Essa tecnologia já não é uma simples automação com a missão de responder a dúvidas simples. Ela assumiu uma missão complexa a partir de uma crescente quantidade de integrações de outras tecnologias já disponíveis para criar (ou recriar) uma jornada verdadeiramente completa de relacionamento com o cliente – inclusive o pagamento – no seu smartphone, ou seja, a humanidade, a partir da tecnologia digital, dedica-se a simplificar ao máximo a experiência de compra.
O Pix terá um papel decisivo nesse processo de avanço do chatbot na sociedade. A ideia é que o pagamento instantâneo seja incorporado aos aplicativos de mensagens e mídias sociais, permitindo assim que você compre um produto após curtir uma foto no Instagram ou, ainda, uma roupa ou até um carro pelo WhatsApp – o que, aliás, já é possível.
De fato, o Pix será uma revolução no consumo já em 2021. Afinal, está disponível para todos os públicos e elimina muitos intermediários entre o consumidor e o tão sonhado bem de consumo.
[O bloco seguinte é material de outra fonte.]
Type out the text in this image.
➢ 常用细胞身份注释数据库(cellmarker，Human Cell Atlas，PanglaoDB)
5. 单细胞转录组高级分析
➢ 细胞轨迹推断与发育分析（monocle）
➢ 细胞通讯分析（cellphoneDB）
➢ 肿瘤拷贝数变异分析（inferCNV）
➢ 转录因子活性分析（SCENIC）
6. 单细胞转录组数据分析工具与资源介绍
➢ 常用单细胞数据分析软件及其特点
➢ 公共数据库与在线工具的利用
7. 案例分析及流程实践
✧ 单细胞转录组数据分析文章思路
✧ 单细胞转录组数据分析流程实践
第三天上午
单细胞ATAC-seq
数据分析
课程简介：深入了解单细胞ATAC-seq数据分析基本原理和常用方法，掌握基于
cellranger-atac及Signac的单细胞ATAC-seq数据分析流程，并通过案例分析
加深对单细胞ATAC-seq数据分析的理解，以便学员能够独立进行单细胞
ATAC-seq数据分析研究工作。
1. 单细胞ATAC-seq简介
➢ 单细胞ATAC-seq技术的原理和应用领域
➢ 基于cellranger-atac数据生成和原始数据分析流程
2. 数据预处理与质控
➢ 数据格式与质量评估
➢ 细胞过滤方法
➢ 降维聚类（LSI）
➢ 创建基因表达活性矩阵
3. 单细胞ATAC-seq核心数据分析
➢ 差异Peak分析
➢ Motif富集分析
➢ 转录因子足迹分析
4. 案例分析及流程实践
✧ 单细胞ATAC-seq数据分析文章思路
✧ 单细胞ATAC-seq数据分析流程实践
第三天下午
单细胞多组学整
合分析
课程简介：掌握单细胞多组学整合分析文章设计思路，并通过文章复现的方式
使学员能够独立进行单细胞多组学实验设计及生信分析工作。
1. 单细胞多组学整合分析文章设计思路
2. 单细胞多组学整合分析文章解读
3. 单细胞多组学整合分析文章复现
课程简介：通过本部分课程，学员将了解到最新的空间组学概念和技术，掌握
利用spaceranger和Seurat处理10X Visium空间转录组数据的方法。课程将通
É uma mudança sem precedentes na relação que pessoas e bancos tiveram ao longo de décadas e séculos.
Por fim, mas não menos importante, há o papel do consumidor em 2021. Dizer que ele mudou ou está mudando por conta da transformação digital não é o suficiente para explicar o que realmente está ocorrendo na vida dessas pessoas. A pandemia lançou pessoas de diferentes idades e classes sociais nos canais digitais por causa da escassez de atendentes no contact center e o fechamento das lojas físicas. E muita gente fez isso sem nenhum direcionamento ou tutor.
O resultado, claro, não poderia ser outro. O processo de compra digital (quase um puxadinho) montado às pressas expôs os gargalos de um e‑commerce ainda em construção no País. O consumidor descobriu da pior maneira que não estamos totalmente prontos para um consumo exclusivamente digital diante dos problemas de logística e processos internos das companhias que resultaram, por exemplo, na famigerada cobrança indevida. Prova disso é que as queixas nos órgãos de defesa do consumidor explodiram, e o e‑commerce superou os setores bancário e de telecomunicações – outrora imbatíveis em reclamações.
O ano de 2021 será importante para as empresas revisarem os processos e, assim, auxiliar o consumidor no processo de transformação digital. Não será fácil, mas não pode haver dúvidas de que estaremos melhores e também diferentes após a pandemia. É difícil apostar o que seremos nos próximos anos considerando os dados disponíveis hoje. A certeza é que nossa experiência mais digital não poderá prescindir do toque humano, do calor, do gesto e da interação que nos trouxeram até aqui. O futuro é phygital.